THE OBJECT FILE MODEL PERSPECTIVE ON THE DEVELOPMENT OF NUMBER REPRESENTATION IN PRESCHOOL CHILDREN
ABSTRACT
The object file model accounts for the development of exact number representation as a domain-general mechanism based on associating each element with temporary representations. Once a new object is detected, the new representation is updated by changes operated within the preceding scene. Two experiments assessed the implications of verbal counting for number representation in preschool children. First, a violation of expectation procedure was used to determine the extent to which the object file model can be applied to the language development of preschoolers.

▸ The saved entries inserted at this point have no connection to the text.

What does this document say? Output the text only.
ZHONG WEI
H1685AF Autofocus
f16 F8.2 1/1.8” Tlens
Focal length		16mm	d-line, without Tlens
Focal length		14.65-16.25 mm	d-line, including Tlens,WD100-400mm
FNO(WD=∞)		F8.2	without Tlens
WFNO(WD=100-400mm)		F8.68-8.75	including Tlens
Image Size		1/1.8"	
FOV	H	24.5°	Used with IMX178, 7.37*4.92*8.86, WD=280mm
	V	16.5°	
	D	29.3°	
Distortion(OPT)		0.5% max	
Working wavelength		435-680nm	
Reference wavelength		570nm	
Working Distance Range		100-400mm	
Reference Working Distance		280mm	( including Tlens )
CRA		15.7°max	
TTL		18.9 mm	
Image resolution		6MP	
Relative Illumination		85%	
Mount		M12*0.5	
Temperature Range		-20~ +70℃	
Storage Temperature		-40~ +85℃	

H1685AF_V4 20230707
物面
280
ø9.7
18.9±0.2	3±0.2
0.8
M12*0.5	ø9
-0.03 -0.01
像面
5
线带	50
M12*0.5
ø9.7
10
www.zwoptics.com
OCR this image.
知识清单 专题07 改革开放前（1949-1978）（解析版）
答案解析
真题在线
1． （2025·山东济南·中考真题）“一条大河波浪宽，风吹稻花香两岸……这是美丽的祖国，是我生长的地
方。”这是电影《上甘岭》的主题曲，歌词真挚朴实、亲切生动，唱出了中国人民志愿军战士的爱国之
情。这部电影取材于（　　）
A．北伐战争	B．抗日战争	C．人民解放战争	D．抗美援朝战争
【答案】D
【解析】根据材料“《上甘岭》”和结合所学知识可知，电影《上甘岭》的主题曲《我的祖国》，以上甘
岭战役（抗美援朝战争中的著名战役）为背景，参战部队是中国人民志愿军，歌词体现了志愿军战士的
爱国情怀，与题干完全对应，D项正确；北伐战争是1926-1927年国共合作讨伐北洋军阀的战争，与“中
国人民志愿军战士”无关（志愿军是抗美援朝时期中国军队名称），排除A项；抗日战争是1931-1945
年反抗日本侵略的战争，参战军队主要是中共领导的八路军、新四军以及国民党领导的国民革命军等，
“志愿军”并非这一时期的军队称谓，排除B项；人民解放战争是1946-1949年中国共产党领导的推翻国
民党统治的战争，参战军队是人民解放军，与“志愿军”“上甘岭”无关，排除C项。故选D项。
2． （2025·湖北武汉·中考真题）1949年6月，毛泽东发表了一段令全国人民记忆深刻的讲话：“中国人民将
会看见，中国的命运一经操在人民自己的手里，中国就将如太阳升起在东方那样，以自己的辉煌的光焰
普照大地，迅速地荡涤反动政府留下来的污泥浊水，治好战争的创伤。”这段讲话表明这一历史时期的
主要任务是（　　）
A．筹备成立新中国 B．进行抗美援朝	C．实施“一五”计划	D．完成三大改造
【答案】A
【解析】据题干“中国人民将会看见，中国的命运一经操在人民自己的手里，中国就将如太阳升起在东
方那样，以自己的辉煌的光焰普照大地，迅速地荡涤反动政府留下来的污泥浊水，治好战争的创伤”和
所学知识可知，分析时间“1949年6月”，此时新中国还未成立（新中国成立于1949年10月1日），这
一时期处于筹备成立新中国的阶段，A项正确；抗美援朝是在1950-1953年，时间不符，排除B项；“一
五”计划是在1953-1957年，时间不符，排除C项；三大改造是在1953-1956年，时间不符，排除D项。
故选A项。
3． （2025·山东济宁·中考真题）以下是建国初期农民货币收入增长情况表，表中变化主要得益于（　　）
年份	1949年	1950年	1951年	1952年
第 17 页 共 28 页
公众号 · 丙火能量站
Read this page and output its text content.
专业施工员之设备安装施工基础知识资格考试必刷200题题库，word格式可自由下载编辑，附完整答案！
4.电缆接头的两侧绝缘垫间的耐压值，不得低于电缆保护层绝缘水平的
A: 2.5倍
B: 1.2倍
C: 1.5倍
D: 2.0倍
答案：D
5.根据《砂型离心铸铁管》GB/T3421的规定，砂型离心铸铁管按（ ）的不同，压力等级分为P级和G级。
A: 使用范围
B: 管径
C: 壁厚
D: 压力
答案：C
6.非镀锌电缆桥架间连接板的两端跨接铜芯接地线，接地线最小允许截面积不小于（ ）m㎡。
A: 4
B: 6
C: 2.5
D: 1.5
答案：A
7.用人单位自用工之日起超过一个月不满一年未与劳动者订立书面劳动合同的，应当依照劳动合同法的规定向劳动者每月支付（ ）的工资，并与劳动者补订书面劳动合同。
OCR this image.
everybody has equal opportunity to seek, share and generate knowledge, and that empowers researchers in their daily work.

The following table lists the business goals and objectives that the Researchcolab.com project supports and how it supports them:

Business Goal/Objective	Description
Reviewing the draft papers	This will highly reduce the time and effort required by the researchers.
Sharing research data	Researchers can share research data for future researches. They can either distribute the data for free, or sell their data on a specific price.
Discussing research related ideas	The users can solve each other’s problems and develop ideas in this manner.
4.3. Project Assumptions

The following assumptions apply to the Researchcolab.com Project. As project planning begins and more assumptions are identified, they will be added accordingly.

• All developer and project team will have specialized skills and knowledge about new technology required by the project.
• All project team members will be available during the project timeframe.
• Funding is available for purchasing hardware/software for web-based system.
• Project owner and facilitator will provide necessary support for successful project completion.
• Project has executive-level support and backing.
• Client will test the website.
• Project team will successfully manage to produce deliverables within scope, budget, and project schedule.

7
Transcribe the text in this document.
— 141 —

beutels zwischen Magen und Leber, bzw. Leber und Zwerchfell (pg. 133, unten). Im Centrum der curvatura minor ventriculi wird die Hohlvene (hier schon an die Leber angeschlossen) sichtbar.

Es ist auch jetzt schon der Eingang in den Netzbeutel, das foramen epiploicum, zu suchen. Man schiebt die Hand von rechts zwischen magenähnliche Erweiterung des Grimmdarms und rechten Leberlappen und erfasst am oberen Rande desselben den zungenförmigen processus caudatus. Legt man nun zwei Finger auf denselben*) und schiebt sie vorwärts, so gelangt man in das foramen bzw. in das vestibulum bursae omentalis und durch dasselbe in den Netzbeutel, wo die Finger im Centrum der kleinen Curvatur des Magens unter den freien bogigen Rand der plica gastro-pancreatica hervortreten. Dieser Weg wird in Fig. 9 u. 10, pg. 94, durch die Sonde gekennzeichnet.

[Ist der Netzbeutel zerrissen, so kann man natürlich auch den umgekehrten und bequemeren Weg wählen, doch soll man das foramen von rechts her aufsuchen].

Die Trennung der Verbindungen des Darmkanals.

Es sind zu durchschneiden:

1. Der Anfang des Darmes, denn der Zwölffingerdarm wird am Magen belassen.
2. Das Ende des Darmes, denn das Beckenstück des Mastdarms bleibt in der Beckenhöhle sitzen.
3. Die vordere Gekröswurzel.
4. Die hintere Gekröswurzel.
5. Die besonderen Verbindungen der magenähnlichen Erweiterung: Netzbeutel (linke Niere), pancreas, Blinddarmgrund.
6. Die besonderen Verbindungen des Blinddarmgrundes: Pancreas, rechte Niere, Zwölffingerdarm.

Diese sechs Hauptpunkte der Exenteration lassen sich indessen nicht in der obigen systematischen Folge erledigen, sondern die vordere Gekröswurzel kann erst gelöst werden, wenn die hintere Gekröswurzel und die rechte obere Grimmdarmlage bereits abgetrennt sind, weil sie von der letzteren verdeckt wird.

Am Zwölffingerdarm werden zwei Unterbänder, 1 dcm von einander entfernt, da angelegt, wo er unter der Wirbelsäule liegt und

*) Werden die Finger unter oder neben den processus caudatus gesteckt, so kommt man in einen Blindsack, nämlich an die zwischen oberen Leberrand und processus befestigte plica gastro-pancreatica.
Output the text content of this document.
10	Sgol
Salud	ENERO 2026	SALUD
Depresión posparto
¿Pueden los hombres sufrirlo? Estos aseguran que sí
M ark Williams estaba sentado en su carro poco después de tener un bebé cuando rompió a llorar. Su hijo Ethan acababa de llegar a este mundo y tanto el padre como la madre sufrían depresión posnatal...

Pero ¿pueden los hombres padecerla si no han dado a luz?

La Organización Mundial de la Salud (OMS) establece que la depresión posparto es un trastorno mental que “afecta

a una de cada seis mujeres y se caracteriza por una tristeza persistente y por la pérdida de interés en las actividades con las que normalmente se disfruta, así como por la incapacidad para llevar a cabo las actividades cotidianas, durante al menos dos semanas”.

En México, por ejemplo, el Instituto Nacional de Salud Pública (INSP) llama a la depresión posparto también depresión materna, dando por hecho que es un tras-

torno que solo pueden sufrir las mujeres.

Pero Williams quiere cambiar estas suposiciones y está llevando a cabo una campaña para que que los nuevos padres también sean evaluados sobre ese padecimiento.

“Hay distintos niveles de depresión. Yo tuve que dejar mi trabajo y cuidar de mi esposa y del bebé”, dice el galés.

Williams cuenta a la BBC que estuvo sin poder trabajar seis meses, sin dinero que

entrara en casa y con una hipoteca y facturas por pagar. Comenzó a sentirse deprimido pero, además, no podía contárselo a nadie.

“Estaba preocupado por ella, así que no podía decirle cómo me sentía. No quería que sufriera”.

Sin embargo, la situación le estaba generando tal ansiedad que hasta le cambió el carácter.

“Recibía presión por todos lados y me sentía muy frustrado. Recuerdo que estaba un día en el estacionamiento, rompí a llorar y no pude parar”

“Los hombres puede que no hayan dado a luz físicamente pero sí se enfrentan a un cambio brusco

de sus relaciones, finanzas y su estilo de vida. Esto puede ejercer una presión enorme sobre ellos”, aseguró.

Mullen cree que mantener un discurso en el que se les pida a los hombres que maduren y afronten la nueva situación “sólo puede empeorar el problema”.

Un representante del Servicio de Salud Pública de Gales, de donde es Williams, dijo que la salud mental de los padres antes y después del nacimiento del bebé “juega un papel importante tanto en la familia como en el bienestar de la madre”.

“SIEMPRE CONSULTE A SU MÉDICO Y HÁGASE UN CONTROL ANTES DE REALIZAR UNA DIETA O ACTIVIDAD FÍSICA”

The pattern of success and failure in the object-first and screen-first procedure showed that an interpretation would favor the predictions of the object file model according to which the screen-first procedure requires more updates of a mental file than the object-first procedure. A second experiment tested another prediction of the object file model related to its resistance to continuous extent properties. As expected, the resistance to number/length interference increased with age and it was higher in the ordinal task than in the correspondence task, because the latter seems to require a systematic comparison behavior, which needs more refined numerical strategies. These results show that children were able to make numerical discriminations, if they possessed minimal numerical knowledge, but counting competence did not determine performance. Taken together these data suggest that preschool children represent small numbers in a similar way with that described by the object file model and the strategies implemented in order to solve these tasks make better use of symbolic representations, once numerical knowledge becomes salient in verbal strategies.
KEYWORDS: number representation, language development, numerical abilities, and object file model, counting skills.